Mother writes Crime Chief for reopening of Kescia Branche’s murder probe

Kescia Branche
Kescia Branche

Months after the accused in Kescia Branche’s murder was freed, her mother has written to Crime Chief Wendell Blanhum asking him to reopen the investigation and focus on two members of the Guyana Police Force whom she believes played a hand in the young woman’s death.

Sonia Scott, who is now living in The Bahamas, in a letter dated June 30 and which was seen by this newspaper, said that there is evidence linking the two police officers, whom she named along with their regulation numbers.

According to the woman, who is a school teacher like her daughter was, during the preliminary inquiry into the murder charge against the now freed Matthew Munroe, the two police officers, who were key witnesses, both admitted that they had breached the force’s standard operating procedures (SOPs). However, she said they did not give accurate information regarding  Branche’s whereabouts and what took place after they left with her from the Blue Martini Night club.

“Those two policemen detained my daughter, Kescia Branche, to conduct a sinister plot,” the woman wrote, adding that one of them revealed to the court that after “straggling her along to several locations in search of condoms, the victim told him that she wanted to go home to her son.”

Further, Scott wrote that a policeman who was at the Prashad Nagar Outpost, testified in court that the officer in the company of Branche approached him on November 5, 2017 for condoms. A resident of Bel Air also testified that the police constable approached him as well making the same request.

“These testimonies were confirmed in court under oath. Cheto’s Bar on Sheriff Street was the assembly after policeman [name of constable] used his cellular device to summon the other ranks on duty with him at the time. I don’t think it was an appropriate place for muster,” the mother wrote.

She called for the arrest of the police constable she said was the designated officer in charge of the operation on that morning and also the other constable.

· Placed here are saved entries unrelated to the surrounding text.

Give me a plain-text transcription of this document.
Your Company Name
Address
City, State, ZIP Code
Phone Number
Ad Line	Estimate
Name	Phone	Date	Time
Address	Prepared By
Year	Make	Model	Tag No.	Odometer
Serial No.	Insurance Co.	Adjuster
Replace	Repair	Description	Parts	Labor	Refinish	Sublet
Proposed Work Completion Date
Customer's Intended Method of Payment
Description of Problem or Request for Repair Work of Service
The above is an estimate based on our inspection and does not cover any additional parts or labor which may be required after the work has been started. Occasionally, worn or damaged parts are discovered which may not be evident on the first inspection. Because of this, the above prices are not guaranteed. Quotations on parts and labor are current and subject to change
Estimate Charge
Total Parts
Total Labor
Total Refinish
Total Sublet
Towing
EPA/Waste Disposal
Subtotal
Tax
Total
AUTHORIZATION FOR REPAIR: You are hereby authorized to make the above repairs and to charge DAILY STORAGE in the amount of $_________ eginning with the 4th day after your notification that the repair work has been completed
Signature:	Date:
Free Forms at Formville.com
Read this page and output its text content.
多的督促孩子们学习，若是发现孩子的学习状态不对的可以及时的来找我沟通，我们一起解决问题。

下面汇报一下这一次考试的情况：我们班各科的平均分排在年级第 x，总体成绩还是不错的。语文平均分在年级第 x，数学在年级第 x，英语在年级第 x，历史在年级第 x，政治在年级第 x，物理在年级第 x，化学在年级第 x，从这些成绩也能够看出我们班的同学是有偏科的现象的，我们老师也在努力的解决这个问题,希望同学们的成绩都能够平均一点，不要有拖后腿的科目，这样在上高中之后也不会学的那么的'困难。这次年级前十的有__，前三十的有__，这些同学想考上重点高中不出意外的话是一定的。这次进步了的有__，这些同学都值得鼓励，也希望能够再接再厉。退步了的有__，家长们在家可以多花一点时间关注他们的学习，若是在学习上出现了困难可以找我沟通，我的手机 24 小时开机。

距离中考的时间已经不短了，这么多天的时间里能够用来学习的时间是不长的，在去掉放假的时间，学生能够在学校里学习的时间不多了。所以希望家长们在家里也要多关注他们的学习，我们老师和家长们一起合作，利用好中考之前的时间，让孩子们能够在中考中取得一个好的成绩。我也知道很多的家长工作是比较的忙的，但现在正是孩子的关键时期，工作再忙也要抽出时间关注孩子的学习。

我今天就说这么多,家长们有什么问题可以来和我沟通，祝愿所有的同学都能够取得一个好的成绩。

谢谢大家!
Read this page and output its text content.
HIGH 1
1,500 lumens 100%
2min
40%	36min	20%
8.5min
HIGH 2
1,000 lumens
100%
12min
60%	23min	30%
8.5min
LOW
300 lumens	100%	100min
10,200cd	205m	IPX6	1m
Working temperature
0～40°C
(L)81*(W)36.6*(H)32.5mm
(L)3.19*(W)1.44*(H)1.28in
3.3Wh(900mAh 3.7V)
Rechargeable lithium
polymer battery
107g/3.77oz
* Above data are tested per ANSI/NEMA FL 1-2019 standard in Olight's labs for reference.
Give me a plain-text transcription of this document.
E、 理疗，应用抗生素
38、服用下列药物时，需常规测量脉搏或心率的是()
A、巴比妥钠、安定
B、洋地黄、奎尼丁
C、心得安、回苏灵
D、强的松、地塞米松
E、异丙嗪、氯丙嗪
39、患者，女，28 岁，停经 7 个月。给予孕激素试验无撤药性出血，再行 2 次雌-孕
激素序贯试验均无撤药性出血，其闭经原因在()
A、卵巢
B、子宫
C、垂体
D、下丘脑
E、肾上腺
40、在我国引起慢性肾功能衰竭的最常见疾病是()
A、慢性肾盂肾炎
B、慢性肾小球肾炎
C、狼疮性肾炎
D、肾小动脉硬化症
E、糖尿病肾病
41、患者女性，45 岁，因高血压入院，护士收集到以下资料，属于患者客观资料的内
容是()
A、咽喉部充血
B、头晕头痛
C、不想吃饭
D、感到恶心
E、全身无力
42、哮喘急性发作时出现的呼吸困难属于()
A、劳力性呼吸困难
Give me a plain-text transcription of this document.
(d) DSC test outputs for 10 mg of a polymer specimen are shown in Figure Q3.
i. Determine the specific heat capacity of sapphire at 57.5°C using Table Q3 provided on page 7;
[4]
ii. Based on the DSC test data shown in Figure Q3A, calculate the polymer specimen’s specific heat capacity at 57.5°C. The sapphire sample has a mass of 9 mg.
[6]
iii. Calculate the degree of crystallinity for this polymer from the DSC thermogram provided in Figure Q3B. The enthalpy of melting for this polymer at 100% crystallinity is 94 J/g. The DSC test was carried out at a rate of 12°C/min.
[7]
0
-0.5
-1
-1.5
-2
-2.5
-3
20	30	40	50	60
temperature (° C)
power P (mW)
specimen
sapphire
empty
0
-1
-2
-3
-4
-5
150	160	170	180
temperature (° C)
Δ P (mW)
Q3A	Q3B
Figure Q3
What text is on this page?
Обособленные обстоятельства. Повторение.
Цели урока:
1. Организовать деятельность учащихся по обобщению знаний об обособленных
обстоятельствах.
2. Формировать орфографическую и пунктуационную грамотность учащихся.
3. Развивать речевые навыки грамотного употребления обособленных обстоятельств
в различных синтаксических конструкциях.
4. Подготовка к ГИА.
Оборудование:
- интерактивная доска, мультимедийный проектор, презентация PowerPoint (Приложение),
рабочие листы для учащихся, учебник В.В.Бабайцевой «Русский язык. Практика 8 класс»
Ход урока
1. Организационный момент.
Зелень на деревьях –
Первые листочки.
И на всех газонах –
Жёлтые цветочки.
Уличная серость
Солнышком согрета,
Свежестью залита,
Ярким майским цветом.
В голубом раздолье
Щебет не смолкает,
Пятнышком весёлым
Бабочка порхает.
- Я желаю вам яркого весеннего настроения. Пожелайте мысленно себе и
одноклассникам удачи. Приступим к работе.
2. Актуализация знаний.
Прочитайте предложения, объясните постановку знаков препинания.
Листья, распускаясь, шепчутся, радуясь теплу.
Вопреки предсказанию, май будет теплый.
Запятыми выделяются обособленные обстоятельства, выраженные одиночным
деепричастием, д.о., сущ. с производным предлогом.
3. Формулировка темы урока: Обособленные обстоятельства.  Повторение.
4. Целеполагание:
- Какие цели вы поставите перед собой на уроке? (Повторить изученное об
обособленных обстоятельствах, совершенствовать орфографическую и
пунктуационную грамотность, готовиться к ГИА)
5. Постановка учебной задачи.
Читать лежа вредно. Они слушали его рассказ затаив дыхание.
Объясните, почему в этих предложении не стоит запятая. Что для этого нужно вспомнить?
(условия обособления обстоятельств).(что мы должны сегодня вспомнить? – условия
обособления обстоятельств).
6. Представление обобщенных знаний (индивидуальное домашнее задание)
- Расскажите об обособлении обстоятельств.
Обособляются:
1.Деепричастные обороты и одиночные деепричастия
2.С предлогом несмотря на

“They were the ones caught on camera accosting and then toting the victim off on the government motorcycle in full military gear while on duty, shortly before she was found dead in the area in which they were assigned duty. These policemen must be held culpable for their actions,” the woman said.

She told Blanhum that he could refer to the 2018 prosecution file on the murder case for verification of the information she provided.

“My daughter was taken from me in a brutal manner at such a tender age. Kescia was in the process of furthering her education at the University of Guyana. Grieving after the gruesome murder of a loved one is horrifying. Let justice be served!”, the woman said.

In May of this year, the prosecution was unable to locate a witness who was key in establishing a prima facie case against Munroe for the 2017 murder and he was freed by Justice Sandil Kissoon.

Munroe, 52, was represented by a battery of attorneys led by Dexter Todd and Dexter Smartt.

The indictment against him, to which he had pleaded not guilty, was that he murdered the 22-year-old Richard Ishmael Secondary School teacher on November 7, 2017, at Georgetown.

Branche, a mother of one, was found unconscious and badly injured on the morning of November 5th, 2017, along Cemetery Road, obliquely opposite the cemetery office, in Georgetown.

She succumbed to her injuries two days later while in the Intensive Care Unit of the Georgetown Public Hospital.

An autopsy later revealed that she died as a result of brain haemorrhaging and blunt trauma to the brain.